S’oppose-t-elle juridiquement à la circulaire Taubira qui reconnaissait le droit à la nationalité des enfants nés par GPA à l’étranger ? Et sur le plan philosophique et politique ?

Très franchement, il semble difficile de ne pas la considérer comme exactement contradictoire. La seule différence est que la circulaire évoque un "soupçon" de recours à une convention quand la Cour de Cassation demande que le processus frauduleux soit "caractérisé". L'esprit de la circulaire n'en est pas moins contredit.

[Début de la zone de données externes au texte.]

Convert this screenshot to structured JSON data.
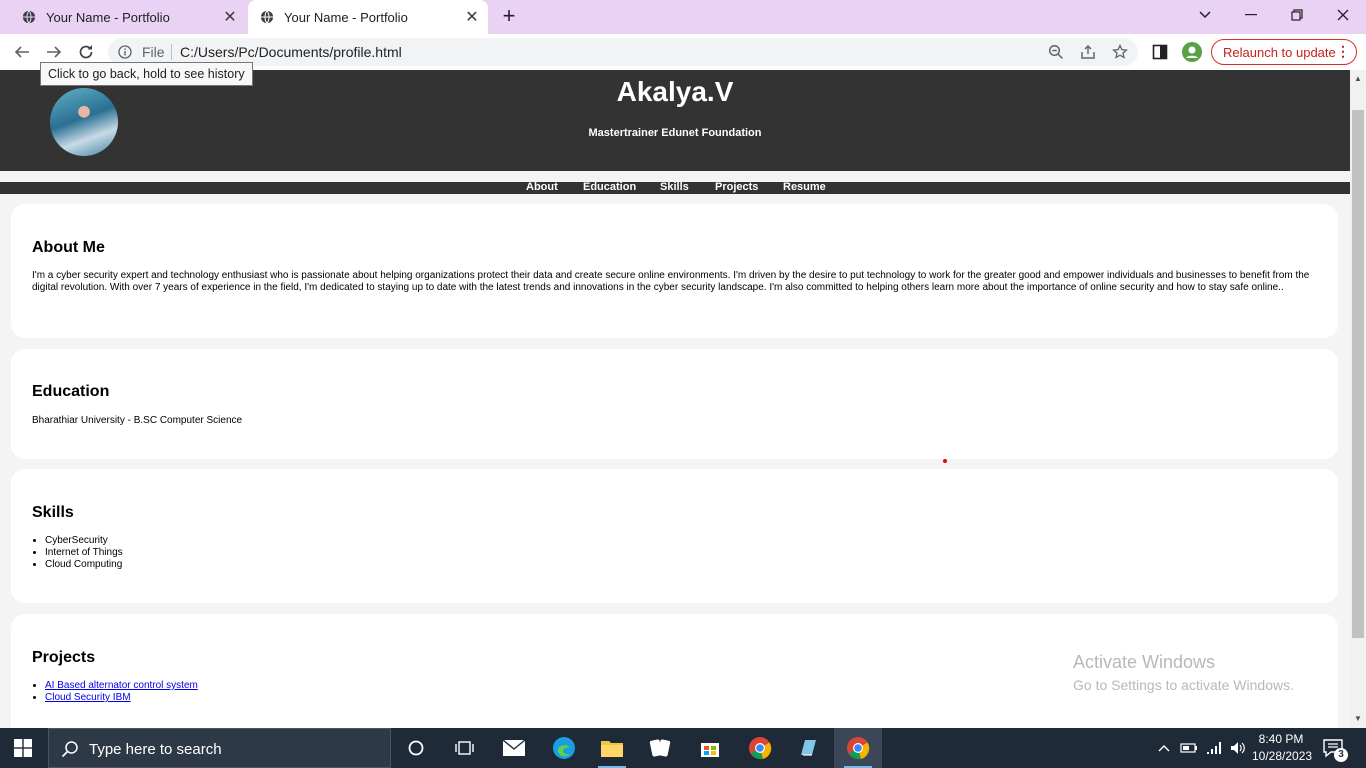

La portée politique de cet arrêt est probablement moins à rechercher dans la décision elle-même qui se place finalement dans une relative continuité que dans le comportement du Procureur de la République. C'est en effet lui qui, alors qu'il est le destinataire principal de la Circulaire du 25 janvier 2013 enjoint au consulat de surseoir à la demande de transcription dans les registres d'état civil.

En termes d'implication et de jurisprudence, comme interpréter cette décision ? Peut-il y avoir nationalité sans filiation ?

Cette décision peut potentiellement obliger les services d'état civil à plus de vigilance sur des demandes qui pourraient relever de l’aboutissement d'un processus de GPA avant d'opérer les transcriptions pour le père génétique. Sur un plan purement judiciaire, la Cour de cassation reste droite dans ses bottes: le recours à l’étranger à une convention interdite en France est constitutif d'une fraude à la loi qui entache toute l'opération d'un voile si opaque qu'il ignore la vérité biologique.